Además de estas barreras naturales, el catedrático explicó que se han creado otras barreras de ingeniería siguiendo prácticas internacionales. “En concreto, una barrera de arcilla compactada con muy baja permeabilidad, que tardaría millones y millones de años en filtrar nada fuera. Un tiempo suficiente para que cualquier partícula isotópica nuclear desapareciera del entorno”, afirmó.

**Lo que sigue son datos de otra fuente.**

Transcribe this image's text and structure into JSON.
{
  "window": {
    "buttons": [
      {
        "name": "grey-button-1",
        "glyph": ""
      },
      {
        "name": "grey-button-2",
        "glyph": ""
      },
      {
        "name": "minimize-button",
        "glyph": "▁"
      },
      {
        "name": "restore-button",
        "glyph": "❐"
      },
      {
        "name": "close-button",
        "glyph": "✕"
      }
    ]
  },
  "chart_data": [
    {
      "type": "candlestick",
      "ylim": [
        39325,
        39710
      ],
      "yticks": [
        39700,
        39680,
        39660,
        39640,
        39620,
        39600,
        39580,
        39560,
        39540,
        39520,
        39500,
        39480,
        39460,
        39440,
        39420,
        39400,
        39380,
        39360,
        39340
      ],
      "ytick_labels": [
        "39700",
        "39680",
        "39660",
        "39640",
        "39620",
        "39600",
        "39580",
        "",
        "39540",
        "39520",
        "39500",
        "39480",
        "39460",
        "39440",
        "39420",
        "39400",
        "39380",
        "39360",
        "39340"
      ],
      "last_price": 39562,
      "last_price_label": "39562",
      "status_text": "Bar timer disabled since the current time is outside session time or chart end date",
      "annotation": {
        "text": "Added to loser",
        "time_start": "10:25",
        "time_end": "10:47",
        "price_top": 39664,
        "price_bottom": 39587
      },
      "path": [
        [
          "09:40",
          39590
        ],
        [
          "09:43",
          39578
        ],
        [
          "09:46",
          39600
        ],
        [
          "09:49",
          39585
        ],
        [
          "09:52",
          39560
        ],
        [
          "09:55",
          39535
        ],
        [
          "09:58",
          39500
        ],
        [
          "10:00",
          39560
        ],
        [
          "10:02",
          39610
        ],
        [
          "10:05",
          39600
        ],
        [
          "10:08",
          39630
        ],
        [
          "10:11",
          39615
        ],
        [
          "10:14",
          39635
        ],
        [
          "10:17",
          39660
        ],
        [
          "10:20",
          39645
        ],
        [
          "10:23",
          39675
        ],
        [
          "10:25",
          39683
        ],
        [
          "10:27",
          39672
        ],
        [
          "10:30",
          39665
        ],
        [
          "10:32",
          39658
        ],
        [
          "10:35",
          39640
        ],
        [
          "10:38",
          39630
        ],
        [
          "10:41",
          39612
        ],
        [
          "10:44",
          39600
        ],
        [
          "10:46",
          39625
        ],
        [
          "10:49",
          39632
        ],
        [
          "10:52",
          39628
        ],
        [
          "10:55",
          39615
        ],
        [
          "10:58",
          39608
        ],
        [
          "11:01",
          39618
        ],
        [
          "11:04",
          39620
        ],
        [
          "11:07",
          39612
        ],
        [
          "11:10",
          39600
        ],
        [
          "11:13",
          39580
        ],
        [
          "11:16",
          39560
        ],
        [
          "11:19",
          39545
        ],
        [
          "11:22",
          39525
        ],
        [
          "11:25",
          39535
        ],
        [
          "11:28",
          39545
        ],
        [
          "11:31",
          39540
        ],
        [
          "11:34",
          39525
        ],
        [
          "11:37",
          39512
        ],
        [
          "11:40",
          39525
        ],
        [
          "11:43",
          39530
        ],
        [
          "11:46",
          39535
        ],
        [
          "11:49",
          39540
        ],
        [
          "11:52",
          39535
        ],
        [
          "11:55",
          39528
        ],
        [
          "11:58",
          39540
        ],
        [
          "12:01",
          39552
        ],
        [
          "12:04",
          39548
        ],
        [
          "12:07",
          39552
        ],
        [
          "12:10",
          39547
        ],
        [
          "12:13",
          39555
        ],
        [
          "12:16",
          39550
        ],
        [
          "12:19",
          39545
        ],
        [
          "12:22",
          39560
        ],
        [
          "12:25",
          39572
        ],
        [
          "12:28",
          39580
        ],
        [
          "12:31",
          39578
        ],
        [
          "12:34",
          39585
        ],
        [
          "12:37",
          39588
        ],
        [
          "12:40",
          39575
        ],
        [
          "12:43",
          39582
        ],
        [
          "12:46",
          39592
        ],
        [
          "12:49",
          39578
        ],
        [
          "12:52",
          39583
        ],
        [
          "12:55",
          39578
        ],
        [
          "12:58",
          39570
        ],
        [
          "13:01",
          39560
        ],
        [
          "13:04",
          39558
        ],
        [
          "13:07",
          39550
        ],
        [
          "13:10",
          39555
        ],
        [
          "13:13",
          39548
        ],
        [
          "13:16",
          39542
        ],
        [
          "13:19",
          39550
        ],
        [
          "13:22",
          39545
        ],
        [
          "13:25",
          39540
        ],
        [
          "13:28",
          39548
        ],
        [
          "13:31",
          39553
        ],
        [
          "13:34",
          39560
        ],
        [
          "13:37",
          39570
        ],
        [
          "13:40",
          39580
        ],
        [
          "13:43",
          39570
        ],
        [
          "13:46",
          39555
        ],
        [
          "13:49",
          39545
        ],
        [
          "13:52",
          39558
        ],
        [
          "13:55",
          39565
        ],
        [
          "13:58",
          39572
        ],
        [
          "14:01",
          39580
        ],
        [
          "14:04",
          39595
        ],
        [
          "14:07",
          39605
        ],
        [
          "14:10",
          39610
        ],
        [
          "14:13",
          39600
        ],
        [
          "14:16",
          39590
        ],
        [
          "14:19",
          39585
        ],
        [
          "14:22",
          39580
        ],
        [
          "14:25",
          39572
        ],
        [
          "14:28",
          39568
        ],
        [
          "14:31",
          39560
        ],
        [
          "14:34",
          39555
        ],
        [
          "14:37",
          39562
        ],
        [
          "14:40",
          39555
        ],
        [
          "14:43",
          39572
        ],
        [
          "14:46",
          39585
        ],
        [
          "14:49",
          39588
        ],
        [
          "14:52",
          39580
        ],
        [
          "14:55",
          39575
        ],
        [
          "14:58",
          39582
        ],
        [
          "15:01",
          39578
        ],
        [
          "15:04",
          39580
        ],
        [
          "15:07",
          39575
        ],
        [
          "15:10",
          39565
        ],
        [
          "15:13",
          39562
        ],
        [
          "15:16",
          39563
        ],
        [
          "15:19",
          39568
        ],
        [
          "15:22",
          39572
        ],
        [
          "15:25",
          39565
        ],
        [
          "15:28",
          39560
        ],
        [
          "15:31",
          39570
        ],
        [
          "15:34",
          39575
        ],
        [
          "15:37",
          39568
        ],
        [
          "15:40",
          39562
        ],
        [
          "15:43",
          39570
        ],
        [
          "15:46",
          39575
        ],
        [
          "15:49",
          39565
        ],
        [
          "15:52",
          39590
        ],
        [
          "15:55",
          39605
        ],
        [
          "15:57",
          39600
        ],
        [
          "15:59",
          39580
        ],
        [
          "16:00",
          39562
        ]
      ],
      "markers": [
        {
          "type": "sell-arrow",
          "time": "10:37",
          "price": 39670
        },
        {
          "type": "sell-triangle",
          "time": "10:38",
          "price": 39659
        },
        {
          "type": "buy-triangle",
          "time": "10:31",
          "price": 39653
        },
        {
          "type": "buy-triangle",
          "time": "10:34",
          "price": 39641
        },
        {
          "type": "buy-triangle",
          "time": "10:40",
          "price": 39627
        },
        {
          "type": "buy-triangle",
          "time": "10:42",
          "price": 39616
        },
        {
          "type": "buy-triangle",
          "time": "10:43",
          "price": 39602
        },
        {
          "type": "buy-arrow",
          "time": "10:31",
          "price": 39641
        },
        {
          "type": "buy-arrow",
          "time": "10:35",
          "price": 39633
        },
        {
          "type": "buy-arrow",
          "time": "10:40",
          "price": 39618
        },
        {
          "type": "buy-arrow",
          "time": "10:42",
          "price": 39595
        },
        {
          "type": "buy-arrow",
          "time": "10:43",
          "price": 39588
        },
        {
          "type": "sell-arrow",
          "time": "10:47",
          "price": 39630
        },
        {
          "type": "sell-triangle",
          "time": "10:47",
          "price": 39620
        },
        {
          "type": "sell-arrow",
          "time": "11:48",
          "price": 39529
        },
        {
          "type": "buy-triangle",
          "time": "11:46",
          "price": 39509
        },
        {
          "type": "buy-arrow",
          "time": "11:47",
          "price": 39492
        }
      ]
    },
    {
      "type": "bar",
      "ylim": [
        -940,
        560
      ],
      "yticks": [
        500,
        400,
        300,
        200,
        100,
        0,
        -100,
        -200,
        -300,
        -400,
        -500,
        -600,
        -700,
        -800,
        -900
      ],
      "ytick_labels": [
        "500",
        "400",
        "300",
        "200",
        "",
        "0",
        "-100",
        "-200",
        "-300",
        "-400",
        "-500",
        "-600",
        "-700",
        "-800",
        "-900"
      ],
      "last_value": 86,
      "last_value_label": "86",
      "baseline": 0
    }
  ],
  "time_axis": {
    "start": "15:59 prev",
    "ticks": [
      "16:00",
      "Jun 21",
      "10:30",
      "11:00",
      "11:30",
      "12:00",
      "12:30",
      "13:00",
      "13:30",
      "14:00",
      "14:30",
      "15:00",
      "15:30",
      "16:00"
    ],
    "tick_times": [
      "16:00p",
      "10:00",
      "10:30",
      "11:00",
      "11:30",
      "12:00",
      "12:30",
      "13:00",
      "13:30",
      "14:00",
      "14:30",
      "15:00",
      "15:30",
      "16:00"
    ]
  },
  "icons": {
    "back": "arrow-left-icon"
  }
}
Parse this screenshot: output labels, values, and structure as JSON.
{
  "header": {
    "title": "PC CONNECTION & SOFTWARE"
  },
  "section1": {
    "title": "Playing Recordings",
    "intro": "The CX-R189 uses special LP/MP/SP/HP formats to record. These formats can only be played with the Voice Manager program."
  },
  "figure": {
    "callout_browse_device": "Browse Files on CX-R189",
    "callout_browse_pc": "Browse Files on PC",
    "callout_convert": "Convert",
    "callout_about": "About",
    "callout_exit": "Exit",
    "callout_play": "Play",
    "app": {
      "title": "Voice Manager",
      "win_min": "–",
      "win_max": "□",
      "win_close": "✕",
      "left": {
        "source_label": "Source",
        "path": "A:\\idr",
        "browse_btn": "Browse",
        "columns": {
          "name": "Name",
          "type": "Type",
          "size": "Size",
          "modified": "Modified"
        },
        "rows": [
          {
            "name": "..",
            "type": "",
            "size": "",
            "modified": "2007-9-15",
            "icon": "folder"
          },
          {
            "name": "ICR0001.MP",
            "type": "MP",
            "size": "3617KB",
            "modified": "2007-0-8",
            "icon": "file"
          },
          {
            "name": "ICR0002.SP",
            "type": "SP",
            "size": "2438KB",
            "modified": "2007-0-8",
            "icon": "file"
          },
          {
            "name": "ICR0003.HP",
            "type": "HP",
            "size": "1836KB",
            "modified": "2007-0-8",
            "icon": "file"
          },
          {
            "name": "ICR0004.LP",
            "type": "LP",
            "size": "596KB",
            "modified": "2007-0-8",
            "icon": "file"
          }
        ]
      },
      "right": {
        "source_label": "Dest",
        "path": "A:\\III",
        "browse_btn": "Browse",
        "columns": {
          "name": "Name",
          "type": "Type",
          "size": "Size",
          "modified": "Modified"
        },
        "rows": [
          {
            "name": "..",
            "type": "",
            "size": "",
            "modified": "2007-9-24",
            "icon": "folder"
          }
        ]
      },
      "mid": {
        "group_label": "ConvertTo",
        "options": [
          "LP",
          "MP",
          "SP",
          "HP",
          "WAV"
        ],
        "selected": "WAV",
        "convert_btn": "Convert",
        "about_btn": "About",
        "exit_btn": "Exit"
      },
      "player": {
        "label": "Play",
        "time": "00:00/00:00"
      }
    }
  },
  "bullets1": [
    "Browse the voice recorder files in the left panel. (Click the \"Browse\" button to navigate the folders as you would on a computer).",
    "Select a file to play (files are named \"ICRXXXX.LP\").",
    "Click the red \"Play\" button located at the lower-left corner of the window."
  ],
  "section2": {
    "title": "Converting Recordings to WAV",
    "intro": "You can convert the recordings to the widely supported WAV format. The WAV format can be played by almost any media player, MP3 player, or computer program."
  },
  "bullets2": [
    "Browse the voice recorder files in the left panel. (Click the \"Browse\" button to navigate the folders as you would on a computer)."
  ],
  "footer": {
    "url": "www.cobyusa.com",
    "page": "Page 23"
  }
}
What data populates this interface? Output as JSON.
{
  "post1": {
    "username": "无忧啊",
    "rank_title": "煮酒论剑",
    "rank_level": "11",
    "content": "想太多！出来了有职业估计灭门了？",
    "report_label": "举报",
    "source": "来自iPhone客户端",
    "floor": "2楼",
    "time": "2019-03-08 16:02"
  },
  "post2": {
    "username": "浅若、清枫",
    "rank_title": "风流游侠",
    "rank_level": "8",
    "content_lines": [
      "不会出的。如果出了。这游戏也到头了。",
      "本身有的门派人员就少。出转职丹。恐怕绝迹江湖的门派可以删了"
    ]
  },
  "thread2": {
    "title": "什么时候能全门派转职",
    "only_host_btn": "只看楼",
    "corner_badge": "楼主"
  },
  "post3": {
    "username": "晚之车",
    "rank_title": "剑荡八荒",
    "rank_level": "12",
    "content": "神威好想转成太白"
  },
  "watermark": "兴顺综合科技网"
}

Asimismo, el profesor explicó que la idea es devolver los residuos estériles de baja radiactividad a los terrenos una vez se haya extraído el uranio. “No se va a crear un almacenamiento específico, se va a devolver el uranio a los terrenos donde hoy en día las personas y el ganado no tienen problema en pasear”, insistió Fernández Rubio. En resumen, según el experto, existirá una cápsula de cientos de metros de longitud y, a mayores, material geológico “con una permeabilidad bajísima”. “Esto evitará cualquier tipo de fuga de líquidos o de gas radón que puedan emitir esos residuos”, certificó el catedrático.

Seguridad jurídica



Por su parte, Miguel Riaño, socio director de Herbert Smith Freehills, entidad encargada de atender a inversores extranjeros como Berkeley en España, explicó que sus reclamaciones se resumen en que “se respete el estado derecho, prime la seguridad jurídica y se dispense un trato justo y equitativo”. Por eso, el pasado viernes la compañía remitió al Ministerio para la Transición Ecológica y el Reto Demográfico un informe de mejora voluntaria con el que complementa la solicitud inicial al CSN sobre el proyecto, que fue presentado “de acuerdo con la legislación administrativa española”. El principal objetivo de este informe de mejora es que el Miteco solicite al CSN que reevalúe su informe teniendo en cuenta la documentación presentada y los argumentos técnicos que ha presentado Berkeley.  

Asimismo, según explicó Miguel Riaño, Berkeley también solicitó al Miteco el acceso a expedientes de autorización de construcción y autorización de desmantelamiento de las instalaciones radiactivas de la Haba, en Badajoz y Saelices El Chico, en Salamanca, “instalaciones similares, casi gemelas, debidamente autorizadas, y cuyo buen resultado ha sido ampliamente publicitado”, para verificar que las condiciones impuestas a Berkeley “no son diferentes a las previamente impuestas a instalaciones similares, ya autorizadas, y con un resultado práctico favorable”.